Re: Not smart at all
"Oh dear time to try to get over a fairly basic lesson."
*cough* I wouldn't normally have replied, but your rather condescending tone to the original poster means you have to be correct - pedantically correct.
"Apparently you do not know but the way a DVD player reads a disc is not the same as the way a computer reads the disc. When you load it into a computer it checks specific tracks/sectors to look for various information which it needs to know where everything is and what type of data the disc holds."
.... which is exactly what a DVD player has to do, unless you have one of those rare psychic DVD players that don't actually exist.
"When you try to play a DVD with a movie it can instead launch a run-time version which is intended to stop you ripping the DVD and bypassing all the unskippable anti-piracy sections. Various music CDs have a similar setup."
Errrrr, what? What do you think launches programs? The DVD? The DVD player? Or maybe..... just maybe..... it's Windows and it's misguided autorun system!
As for audio CD's, standard red book CD's don't even contain a filesystem. Any sort of CD with an ISO-6990 filesystem in addition to the normal CDDA section would again require that a consumer player skips the unknown section, whilst a computer recognises the filesystem, mounts it, and autoruns some shite from there.
Again, though, it's the OS that decides to do this. The drive doesn't command the OS what to do!
Basically, your consumer DVD player is a computer. The software on your personal computer can basically behave exactly like a consumer player if it wishes (indeed, many do, as they even allow the running of customised DVD virtual machine bytecode - the software on video DVD's that runs in hardware consumer units is nowt to do with Windows)
If hypothetically, the DVD contains some non-standard encoding requiring a windows program to play it, then it won't play on a consumer player either (and would then be more accurately described as a windows DVD-ROM)

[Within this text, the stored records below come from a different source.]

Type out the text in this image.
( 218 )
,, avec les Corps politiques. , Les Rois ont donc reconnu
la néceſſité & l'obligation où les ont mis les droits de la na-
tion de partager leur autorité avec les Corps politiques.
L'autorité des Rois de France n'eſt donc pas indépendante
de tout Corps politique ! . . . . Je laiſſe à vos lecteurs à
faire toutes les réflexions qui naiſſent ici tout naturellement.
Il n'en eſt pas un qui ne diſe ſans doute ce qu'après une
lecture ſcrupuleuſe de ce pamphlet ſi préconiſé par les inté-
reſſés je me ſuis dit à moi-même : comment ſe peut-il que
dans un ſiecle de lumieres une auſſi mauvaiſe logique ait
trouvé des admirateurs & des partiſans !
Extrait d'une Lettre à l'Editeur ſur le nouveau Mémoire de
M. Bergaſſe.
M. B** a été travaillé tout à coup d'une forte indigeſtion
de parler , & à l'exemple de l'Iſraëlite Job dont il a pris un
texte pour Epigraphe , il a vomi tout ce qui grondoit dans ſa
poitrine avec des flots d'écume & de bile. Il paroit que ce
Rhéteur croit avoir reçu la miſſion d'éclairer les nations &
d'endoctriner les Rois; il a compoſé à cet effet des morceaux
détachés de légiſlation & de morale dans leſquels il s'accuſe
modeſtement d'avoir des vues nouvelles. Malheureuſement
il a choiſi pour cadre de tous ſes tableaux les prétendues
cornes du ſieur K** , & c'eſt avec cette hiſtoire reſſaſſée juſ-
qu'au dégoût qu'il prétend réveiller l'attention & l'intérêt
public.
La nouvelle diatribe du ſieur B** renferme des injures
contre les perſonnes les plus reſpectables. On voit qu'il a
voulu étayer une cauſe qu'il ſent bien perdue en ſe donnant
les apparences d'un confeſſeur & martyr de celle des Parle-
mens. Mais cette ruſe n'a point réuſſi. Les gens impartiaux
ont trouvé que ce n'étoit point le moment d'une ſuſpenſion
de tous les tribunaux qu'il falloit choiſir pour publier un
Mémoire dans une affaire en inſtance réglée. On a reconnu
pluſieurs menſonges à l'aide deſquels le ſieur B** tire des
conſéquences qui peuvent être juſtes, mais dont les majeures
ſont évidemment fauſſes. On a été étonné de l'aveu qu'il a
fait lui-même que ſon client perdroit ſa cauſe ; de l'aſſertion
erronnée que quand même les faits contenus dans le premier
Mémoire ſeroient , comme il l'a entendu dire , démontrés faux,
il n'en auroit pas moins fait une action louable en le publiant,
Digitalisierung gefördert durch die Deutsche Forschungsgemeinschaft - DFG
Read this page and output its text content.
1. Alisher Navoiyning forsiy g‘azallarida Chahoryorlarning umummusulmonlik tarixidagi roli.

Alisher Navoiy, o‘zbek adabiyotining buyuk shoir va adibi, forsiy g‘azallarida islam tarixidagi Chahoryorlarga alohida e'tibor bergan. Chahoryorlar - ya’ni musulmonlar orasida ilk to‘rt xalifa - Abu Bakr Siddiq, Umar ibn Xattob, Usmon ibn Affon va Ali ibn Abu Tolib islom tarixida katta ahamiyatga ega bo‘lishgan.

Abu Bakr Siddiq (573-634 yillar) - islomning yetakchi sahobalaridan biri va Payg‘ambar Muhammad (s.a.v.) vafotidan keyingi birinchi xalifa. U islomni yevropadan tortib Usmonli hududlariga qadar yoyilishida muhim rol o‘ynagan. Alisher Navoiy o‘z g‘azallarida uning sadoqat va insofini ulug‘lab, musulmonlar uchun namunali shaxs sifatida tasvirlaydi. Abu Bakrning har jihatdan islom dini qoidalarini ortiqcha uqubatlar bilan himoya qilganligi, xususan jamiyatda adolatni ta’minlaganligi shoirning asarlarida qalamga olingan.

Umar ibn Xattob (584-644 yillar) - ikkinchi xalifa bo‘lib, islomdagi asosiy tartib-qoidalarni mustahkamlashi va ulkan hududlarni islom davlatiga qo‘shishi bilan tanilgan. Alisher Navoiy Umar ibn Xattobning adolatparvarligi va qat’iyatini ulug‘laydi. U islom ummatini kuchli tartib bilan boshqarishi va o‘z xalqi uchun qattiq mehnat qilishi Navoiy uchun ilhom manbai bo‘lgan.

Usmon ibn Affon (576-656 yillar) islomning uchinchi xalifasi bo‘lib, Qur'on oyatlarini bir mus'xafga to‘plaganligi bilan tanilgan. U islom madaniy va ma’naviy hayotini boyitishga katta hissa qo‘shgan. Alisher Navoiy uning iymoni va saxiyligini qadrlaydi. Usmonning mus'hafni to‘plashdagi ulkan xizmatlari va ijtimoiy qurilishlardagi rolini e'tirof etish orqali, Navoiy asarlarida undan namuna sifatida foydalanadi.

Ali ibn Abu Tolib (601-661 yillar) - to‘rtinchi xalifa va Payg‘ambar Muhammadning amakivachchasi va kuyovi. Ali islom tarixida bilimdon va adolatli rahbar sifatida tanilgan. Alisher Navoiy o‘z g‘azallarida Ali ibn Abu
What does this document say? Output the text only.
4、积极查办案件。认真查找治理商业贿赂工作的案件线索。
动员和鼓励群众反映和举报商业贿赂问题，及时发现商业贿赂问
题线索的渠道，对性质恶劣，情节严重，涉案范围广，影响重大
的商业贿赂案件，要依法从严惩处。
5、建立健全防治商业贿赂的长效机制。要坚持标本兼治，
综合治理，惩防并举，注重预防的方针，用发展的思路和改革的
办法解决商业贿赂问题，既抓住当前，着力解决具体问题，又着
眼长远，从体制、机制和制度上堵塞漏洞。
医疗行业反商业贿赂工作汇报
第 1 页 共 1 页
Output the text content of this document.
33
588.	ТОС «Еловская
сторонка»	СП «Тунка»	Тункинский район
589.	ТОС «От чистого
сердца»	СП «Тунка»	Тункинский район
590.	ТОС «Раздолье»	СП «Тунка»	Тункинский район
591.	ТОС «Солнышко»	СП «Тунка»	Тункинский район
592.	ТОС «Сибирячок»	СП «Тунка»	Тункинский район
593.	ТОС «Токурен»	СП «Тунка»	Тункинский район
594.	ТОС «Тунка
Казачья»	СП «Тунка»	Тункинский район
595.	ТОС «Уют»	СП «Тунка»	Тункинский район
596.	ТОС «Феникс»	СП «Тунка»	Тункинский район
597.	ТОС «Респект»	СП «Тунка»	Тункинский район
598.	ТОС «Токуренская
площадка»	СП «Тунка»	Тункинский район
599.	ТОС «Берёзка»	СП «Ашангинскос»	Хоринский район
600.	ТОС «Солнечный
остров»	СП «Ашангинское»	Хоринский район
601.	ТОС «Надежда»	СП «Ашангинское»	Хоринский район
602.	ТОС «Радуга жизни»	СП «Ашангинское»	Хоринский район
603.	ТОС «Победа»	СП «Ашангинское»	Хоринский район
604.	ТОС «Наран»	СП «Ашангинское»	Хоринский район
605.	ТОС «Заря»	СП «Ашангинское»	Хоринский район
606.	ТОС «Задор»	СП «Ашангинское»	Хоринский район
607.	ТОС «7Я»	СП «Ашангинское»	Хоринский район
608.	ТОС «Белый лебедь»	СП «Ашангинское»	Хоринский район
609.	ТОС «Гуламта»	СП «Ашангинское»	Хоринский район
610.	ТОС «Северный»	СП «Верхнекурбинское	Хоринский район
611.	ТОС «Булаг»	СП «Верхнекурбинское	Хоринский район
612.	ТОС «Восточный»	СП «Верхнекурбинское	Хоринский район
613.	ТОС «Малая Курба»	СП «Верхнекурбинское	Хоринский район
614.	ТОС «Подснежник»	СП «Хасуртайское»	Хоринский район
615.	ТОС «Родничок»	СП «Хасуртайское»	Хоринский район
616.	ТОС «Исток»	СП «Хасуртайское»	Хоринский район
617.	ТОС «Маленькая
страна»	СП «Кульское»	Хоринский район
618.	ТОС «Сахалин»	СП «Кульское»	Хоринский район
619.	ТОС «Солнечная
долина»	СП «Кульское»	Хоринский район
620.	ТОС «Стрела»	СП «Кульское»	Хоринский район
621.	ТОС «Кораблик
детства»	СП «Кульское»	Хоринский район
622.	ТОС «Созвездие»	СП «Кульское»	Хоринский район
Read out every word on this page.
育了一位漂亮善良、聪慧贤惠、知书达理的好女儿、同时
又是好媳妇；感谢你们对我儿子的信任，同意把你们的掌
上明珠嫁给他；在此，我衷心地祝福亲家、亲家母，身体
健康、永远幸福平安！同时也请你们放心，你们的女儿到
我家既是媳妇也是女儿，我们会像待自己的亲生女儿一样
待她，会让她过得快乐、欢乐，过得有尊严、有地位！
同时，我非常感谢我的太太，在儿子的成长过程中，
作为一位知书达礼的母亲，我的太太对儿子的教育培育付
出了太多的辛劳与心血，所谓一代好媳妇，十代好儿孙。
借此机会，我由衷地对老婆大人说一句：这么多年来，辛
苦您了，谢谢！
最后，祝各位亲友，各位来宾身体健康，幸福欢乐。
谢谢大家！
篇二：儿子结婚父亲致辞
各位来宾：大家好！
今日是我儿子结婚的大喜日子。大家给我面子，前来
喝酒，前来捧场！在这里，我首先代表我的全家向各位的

"The problem is that this runtime system is a Windows only process (actually there may be an Apple version on there but I don't have the kit to check) so if you insert the DVD into a linux PC it will not work."
How, then, does my non-windows, non-mac, non-linux, OS plays every Video DVD that's thrown at it?
You seem to be getting confused with DVD data disks (not video disks) containing windows code.
*TL; DR* : The original poster was correct, and you just 'corrected' him with a load of old bollocks!
"Hopefully I did not use too many complicated phrases in there."